Je veux vous parler d'un Limousin qui nous a quittés presque au lendemain de sa naissance, et qui ne songe guère à son pays. Mais il est à nous, et il faut le lui dire, pour qu'il n'oublie pas la province où il est né. Molière, qui se moquait de tout avec privilége du roi, a ri du Limousin comme tant d'autres. Ses railleries n'enlèveront rien de ses grands souvenirs à cette terre farte et féconde qu'Arthur Young appelait la plus belle contrée de la France. On peut aujourd'hui, sans craindre les comédies de Molière, avouer qu'on est du pays de d'Aguesseau et de Vergniaud, surtout quand on est avocat.

Ce n'est pas d'un vieil avocat que je vais parler : il est au milieu du chemin de la vie. Nous fouillons assez souvent le passé pour qu'on me permette de regarder au soleil un homme vivant. Notre société troublée est trop libre, trop impatiente et trop curieuse pour ne s'en prendre qu'à des ombres et ne s'occuper que des générations ensevelies. Si on ne parle pas des avocats pendant leur vie, quand pourra-t-on en parler? Le bruit de leur voix, qui nous a émus et charmés, ne nous laisse bien des

fois qu'un confus et lointain souvenir. Hâtons-nous de les prendre au passage, d'écouter leur parole retentissante, et de leur donner quelques louanges qui ne sont pas la gloire, mais qui la font espérer.

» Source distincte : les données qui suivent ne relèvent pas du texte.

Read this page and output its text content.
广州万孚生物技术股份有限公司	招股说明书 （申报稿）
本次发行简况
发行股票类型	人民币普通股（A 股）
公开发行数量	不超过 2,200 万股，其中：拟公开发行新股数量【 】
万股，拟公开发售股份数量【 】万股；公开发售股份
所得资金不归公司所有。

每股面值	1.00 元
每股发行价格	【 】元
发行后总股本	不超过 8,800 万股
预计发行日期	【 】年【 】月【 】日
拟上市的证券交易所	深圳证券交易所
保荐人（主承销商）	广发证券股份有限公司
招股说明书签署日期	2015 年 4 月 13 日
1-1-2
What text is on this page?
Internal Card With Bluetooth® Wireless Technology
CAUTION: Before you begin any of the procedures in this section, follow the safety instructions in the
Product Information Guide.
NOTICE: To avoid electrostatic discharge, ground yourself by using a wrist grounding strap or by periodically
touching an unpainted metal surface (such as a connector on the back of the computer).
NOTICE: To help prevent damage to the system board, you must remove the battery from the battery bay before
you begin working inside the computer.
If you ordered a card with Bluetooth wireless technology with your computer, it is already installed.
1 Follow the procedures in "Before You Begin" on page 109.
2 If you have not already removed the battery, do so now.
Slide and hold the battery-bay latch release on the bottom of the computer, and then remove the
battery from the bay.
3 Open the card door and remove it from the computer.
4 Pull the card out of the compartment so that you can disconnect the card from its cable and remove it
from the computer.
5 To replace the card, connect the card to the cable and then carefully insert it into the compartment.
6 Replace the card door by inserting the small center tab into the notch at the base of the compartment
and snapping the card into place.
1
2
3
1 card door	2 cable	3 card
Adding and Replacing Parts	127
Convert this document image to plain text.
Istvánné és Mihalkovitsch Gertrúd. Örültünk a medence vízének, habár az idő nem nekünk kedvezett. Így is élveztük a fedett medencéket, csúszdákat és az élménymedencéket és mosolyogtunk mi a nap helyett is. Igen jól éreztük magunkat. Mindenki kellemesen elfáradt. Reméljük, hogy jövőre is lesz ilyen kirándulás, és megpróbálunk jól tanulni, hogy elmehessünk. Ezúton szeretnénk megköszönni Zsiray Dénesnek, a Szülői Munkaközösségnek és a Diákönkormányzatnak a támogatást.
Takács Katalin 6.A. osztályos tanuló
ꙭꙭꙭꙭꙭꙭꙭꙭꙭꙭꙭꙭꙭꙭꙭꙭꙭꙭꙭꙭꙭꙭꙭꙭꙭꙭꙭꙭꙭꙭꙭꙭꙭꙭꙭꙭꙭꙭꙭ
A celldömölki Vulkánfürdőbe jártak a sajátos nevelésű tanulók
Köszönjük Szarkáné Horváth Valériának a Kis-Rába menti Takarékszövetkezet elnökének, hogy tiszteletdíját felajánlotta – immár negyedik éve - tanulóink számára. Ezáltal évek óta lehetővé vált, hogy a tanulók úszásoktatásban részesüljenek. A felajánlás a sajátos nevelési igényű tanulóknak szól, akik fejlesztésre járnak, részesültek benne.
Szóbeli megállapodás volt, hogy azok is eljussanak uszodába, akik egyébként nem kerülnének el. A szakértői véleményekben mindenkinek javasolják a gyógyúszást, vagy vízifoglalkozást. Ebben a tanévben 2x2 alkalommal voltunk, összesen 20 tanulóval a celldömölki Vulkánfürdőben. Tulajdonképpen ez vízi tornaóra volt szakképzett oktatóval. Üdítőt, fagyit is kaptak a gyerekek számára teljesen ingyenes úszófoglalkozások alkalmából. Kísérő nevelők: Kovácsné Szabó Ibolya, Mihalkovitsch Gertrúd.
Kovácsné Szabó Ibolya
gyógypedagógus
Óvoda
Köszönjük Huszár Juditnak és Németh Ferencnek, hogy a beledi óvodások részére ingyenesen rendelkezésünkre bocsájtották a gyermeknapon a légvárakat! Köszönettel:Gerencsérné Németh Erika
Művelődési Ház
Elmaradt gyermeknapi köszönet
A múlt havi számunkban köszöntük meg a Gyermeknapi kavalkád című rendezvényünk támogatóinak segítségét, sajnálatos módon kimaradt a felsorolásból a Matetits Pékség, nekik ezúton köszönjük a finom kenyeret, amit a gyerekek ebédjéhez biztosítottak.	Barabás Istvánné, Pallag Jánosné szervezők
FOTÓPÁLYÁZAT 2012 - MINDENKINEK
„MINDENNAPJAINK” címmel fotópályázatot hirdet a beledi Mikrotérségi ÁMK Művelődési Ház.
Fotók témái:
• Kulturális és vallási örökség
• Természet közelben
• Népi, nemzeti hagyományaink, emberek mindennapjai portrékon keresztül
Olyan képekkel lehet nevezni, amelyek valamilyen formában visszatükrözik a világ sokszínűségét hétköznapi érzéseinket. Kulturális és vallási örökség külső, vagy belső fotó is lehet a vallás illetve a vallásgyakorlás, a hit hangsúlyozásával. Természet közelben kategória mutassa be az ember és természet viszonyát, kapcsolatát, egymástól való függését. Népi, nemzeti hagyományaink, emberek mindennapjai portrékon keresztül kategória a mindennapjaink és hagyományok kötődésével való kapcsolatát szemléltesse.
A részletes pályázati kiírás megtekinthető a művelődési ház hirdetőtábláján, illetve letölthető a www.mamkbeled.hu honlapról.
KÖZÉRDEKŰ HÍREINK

Le règne des avocats n'est pas d'ailleurs près de finir. Les rancunes qu'ils ont soulevées n'ont pu prévaloir contre les traditions et la fortune de leur ordre. Depuis saint Bernard jusqu'à Michel Menot, et de Plaute à Voltaire, les sermons ou les satires ne leur ont pas été épargnés; il semblait que les anciennes sociétés eussent le pressentiment qu'elles seraient un jour détruites et renouvelées par cette légion plébéienne, qui remuait les âmes en secouant des plis de sa robe les merveilleuses promesses de l'égalité, de la tolérance et de la liberté. La Révolution française les avait abolis: ils ne tardèrent pas à renaître plus nombreux et plus forts que jamais, et il y aura toujours des avocats, parce que nous aurons toujours des misères, des passions, des froissements et des crimes. Le moment n'est pas venu où, selon le vœu de Napoléon, on pourra couper la langue aux avocats qui s'en serviraient contre le gouvernement. Les avocats d'ailleurs sauraient bien se défendre, et montrer à ceux qui les attaquent que, depuis qu'il y a une tribune en France, tous les gouvernements en médisent et s'en servent, sans pouvoir s'en passer.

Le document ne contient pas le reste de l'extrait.